Sekolah Orang Rimba

Oleh : Achmanto Mendatu
-
(Artikel ini adalah bagian dari tulisan panjang tentang Orang Rimba atau lebih dikenal dengan sebutan Suku Anak Dalam di Taman Nasional Bukit Duabelas, Jambi. Secara keseluruhan, artikel mengenai Orang Rimba bisa Anda temukan secara terpisah dalam rangkaian situs psikologi online)

Saat ini Orang Rimba mulai bergeliat. Perlahan mereka menyerap pengetahuan dari dunia luar. Mereka sadar, untuk terus dapat bertahan mereka harus memiliki pengetahuan yang cukup agar memiliki posisi tawar dengan orang luar. Setidaknya mereka tidak menjadi objek penipuan dan pembodohan oleh orang luar yang notabene jauh lebih terdidik. Perubahan pola berpikir ini terjadi paling tidak berkat peran-peran pemberdayaan yang dilaksanakan oleh pemerintah dan LSM di Jambi, terutama LSM Warsi yang intensif masuk ke komunitas Orang Rimba.

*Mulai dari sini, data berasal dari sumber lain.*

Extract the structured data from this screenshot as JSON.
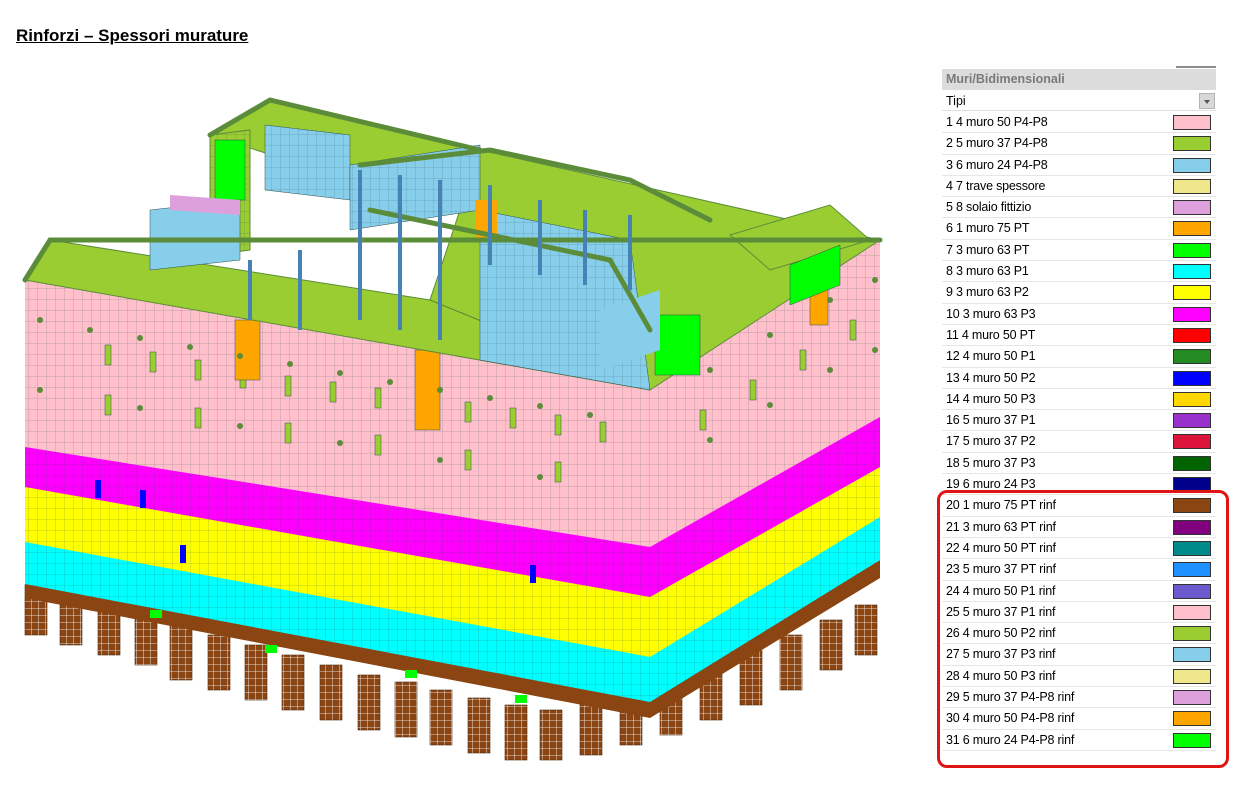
{
  "page": {
    "title": "Rinforzi – Spessori murature"
  },
  "panel": {
    "header": "Muri/Bidimensionali",
    "dropdown_value": "Tipi",
    "items": [
      {
        "label": "1 4 muro 50 P4-P8",
        "color": "#FFC0CB"
      },
      {
        "label": "2 5 muro 37 P4-P8",
        "color": "#9ACD32"
      },
      {
        "label": "3 6 muro 24 P4-P8",
        "color": "#87CEEB"
      },
      {
        "label": "4 7 trave spessore",
        "color": "#F0E68C"
      },
      {
        "label": "5 8 solaio fittizio",
        "color": "#DDA0DD"
      },
      {
        "label": "6 1 muro 75 PT",
        "color": "#FFA500"
      },
      {
        "label": "7 3 muro 63 PT",
        "color": "#00FF00"
      },
      {
        "label": "8 3 muro 63 P1",
        "color": "#00FFFF"
      },
      {
        "label": "9 3 muro 63 P2",
        "color": "#FFFF00"
      },
      {
        "label": "10 3 muro 63 P3",
        "color": "#FF00FF"
      },
      {
        "label": "11 4 muro 50 PT",
        "color": "#FF0000"
      },
      {
        "label": "12 4 muro 50 P1",
        "color": "#228B22"
      },
      {
        "label": "13 4 muro 50 P2",
        "color": "#0000FF"
      },
      {
        "label": "14 4 muro 50 P3",
        "color": "#FFD700"
      },
      {
        "label": "16 5 muro 37 P1",
        "color": "#9932CC"
      },
      {
        "label": "17 5 muro 37 P2",
        "color": "#DC143C"
      },
      {
        "label": "18 5 muro 37 P3",
        "color": "#006400"
      },
      {
        "label": "19 6 muro 24 P3",
        "color": "#00008B"
      },
      {
        "label": "20 1 muro 75 PT rinf",
        "color": "#8B4513"
      },
      {
        "label": "21 3 muro 63 PT rinf",
        "color": "#800080"
      },
      {
        "label": "22 4 muro 50 PT rinf",
        "color": "#008B8B"
      },
      {
        "label": "23 5 muro 37 PT rinf",
        "color": "#1E90FF"
      },
      {
        "label": "24 4 muro 50 P1 rinf",
        "color": "#6A5ACD"
      },
      {
        "label": "25 5 muro 37 P1 rinf",
        "color": "#FFC0CB"
      },
      {
        "label": "26 4 muro 50 P2 rinf",
        "color": "#9ACD32"
      },
      {
        "label": "27 5 muro 37 P3 rinf",
        "color": "#87CEEB"
      },
      {
        "label": "28 4 muro 50 P3 rinf",
        "color": "#F0E68C"
      },
      {
        "label": "29 5 muro 37 P4-P8 rinf",
        "color": "#DDA0DD"
      },
      {
        "label": "30 4 muro 50 P4-P8 rinf",
        "color": "#FFA500"
      },
      {
        "label": "31 6 muro 24 P4-P8 rinf",
        "color": "#00FF00"
      }
    ]
  },
  "colors": {
    "highlight": "#E01414",
    "grid_line": "#2F4F4F",
    "wall_edge": "#5B8C3A"
  }
}
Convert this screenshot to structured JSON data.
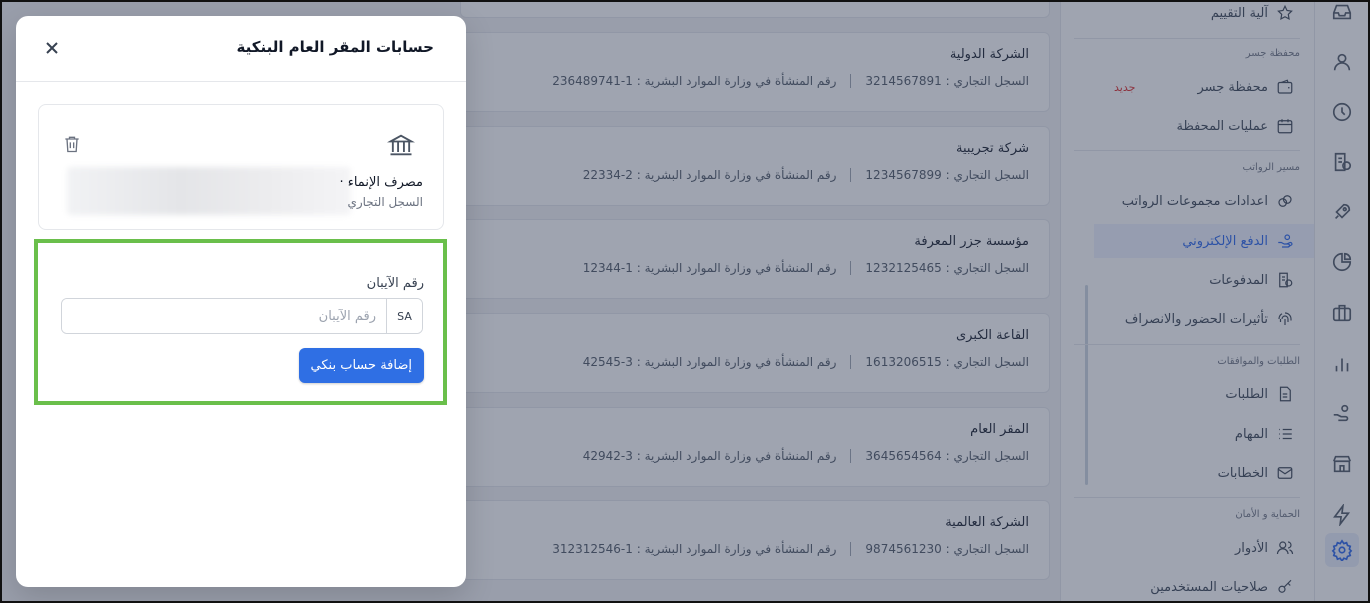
{
  "modal": {
    "title": "حسابات المقر العام البنكية",
    "bank_name": "مصرف الإنماء ·",
    "bank_sub": "السجل التجاري",
    "iban_label": "رقم الآيبان",
    "iban_prefix": "SA",
    "iban_placeholder": "رقم الآيبان",
    "iban_value": "",
    "add_button": "إضافة حساب بنكي"
  },
  "companies": [
    {
      "name": "",
      "cr": "",
      "mol": ""
    },
    {
      "name": "الشركة الدولية",
      "cr": "السجل التجاري : 3214567891",
      "mol": "رقم المنشأة في وزارة الموارد البشرية : 1-236489741"
    },
    {
      "name": "شركة تجريبية",
      "cr": "السجل التجاري : 1234567899",
      "mol": "رقم المنشأة في وزارة الموارد البشرية : 2-22334"
    },
    {
      "name": "مؤسسة جزر المعرفة",
      "cr": "السجل التجاري : 1232125465",
      "mol": "رقم المنشأة في وزارة الموارد البشرية : 1-12344"
    },
    {
      "name": "القاعة الكبرى",
      "cr": "السجل التجاري : 1613206515",
      "mol": "رقم المنشأة في وزارة الموارد البشرية : 3-42545"
    },
    {
      "name": "المقر العام",
      "cr": "السجل التجاري : 3645654564",
      "mol": "رقم المنشأة في وزارة الموارد البشرية : 3-42942"
    },
    {
      "name": "الشركة العالمية",
      "cr": "السجل التجاري : 9874561230",
      "mol": "رقم المنشأة في وزارة الموارد البشرية : 1-312312546"
    }
  ],
  "sidebar": {
    "item_rating": "آلية التقييم",
    "group_wallet": "محفظة جسر",
    "item_wallet": "محفظة جسر",
    "badge_new": "جديد",
    "item_wallet_ops": "عمليات المحفظة",
    "group_payroll": "مسير الرواتب",
    "item_payroll_groups": "اعدادات مجموعات الرواتب",
    "item_epay": "الدفع الإلكتروني",
    "item_payments": "المدفوعات",
    "item_attendance": "تأثيرات الحضور والانصراف",
    "group_requests": "الطلبات والموافقات",
    "item_requests": "الطلبات",
    "item_tasks": "المهام",
    "item_letters": "الخطابات",
    "group_security": "الحماية و الأمان",
    "item_roles": "الأدوار",
    "item_user_perms": "صلاحيات المستخدمين"
  },
  "colors": {
    "primary": "#2f6fe4",
    "highlight": "#6abf4b",
    "badge": "#dc2626"
  }
}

Setelah perbincangan pertama dengan Prabung, salah seorang Orang Rimba, saya mulai memikirkan cara yang paling efektif untuk mendekati mereka. Saya teringat dengan berita-berita di koran dan TV mengenai aktivitas tim LSM Warsi memberikan pengajaran untuk Orang Rimba secara langsung di dalam rimba. Agaknya mengajar merupakan cara terbaik untuk mendekati mereka. Paling tidak, selain akan memiliki waktu yang cukup banyak bergaul dengan Orang Rimba, juga merupakan pendekatan yang berbiaya murah.

Tim LSM Warsi telah bertahun-tahun melakukan pengajaran untuk Orang Rimba di Taman Nasional Bukit Duabelas. Menurut sebuah informasi, LSM Warsi telah terjun melakukan pengajaran sejak tahun 1999, atau sudah hampir 6 tahun. Salah satu perintis pendidikan untuk Orang Rimba adalah Butet Manurung yang dijadikan iklan di salah satu media massa nasional. Pada awal merintis pengajaran atau ‘sokola’ (sokola adalah istilah Orang Rimba untuk sekolah), mereka mengalami berbagai hambatan yang luar biasa. Hambatan itu berkisar dari kecurigaan dan kekhawatiran akan terjadinya perubahan terhadap budaya Orang Rimba. Sebab mereka menyadari perubahan apapun berpotensi merubah budaya Orang Rimba secara keseluruhan.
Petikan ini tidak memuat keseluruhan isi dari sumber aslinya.